Telstra’s Mobile Foxtel Relaunches, Still Bad Value

Telstra has tweaked its Mobile Foxtel TV-to-smartphone offering several times in recent years, but it remains something of a niche offering. The latest “relaunch” makes some tweaks to the service, but there’s still a nasty sting in the conditions which makes it essentially impossible to recommend.

The basics of Telstra Mobile Foxtel are this: it only works on Android and iOS smartphones that are on a Telstra account. For a monthly fee (on contract) or a weekly fee (on mobile), you gain access to a range of TV channels, mostly from Foxtel but with ABC1 and SBS1 thrown in. The channels are a mixture of live-to-air and cached content. A big part of the appeal is that watching those channels doesn’t count against your monthly data allowance.

Telstra’s blog post “relaunching” the service highlights two available deals: the Value pack (16 channels for $8 a month) and the Ultimate Pack (28 channels for $15 a month). We’ve since clarified that the Ultimate Pack+Sport for $20 a month also remains available. New subscribers get their first month free.

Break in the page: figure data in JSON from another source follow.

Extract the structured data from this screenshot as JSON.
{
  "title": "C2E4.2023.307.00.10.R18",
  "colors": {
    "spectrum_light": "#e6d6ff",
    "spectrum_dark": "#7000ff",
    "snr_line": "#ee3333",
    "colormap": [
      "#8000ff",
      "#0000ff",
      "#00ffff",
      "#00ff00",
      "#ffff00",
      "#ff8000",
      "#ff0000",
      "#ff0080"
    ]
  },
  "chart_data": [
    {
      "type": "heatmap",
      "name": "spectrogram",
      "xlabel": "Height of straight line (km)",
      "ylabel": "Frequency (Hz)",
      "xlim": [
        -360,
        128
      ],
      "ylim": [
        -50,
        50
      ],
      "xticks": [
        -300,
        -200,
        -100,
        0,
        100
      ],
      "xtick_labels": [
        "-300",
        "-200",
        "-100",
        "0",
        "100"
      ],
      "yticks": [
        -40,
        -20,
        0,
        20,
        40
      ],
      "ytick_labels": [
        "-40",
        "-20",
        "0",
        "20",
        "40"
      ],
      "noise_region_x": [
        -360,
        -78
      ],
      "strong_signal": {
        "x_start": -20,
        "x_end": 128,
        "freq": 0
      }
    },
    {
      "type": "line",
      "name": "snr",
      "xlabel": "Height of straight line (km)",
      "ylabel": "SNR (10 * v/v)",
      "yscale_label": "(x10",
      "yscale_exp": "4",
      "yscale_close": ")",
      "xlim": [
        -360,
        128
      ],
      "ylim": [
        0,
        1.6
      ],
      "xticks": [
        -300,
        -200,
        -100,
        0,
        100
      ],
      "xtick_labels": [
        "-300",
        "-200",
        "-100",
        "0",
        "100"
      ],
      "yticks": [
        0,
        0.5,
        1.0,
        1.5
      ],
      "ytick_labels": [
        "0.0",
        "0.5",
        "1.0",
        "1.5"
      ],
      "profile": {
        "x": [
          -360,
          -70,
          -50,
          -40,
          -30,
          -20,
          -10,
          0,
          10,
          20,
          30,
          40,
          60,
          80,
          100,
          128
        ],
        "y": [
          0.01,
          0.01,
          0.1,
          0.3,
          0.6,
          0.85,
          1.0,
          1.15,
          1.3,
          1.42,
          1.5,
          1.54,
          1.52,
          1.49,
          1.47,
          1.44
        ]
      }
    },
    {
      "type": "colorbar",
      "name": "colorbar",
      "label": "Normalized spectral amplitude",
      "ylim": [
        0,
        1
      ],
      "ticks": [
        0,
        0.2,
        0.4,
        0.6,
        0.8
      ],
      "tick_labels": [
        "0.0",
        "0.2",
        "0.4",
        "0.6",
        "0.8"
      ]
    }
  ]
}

But whichever plan you choose, there’s a vicious clause in the terms and conditions which renders Mobile Foxtel really bad value. Your usage is restricted to 200 minutes a month, and you can’t watch any given channel for more than 30 minutes a day. On particularly busy days, Telstra reserves the right to cut off usage after 15 minutes.

That renders the service all but useless for watching during your commute, catching a sports match or even watching most dramas. While Telstra says you can roll over unused minutes from the 200-minute total, that’s essentially meaningless if you can’t watch more than 30 minutes in a day anyway.

I get that trying to offer unmetered access to video is an expensive proposition, but this kind of restriction isn’t a sensible way to solve that problem. Until the available viewing time improves, I can’t see Mobile Foxtel taking off.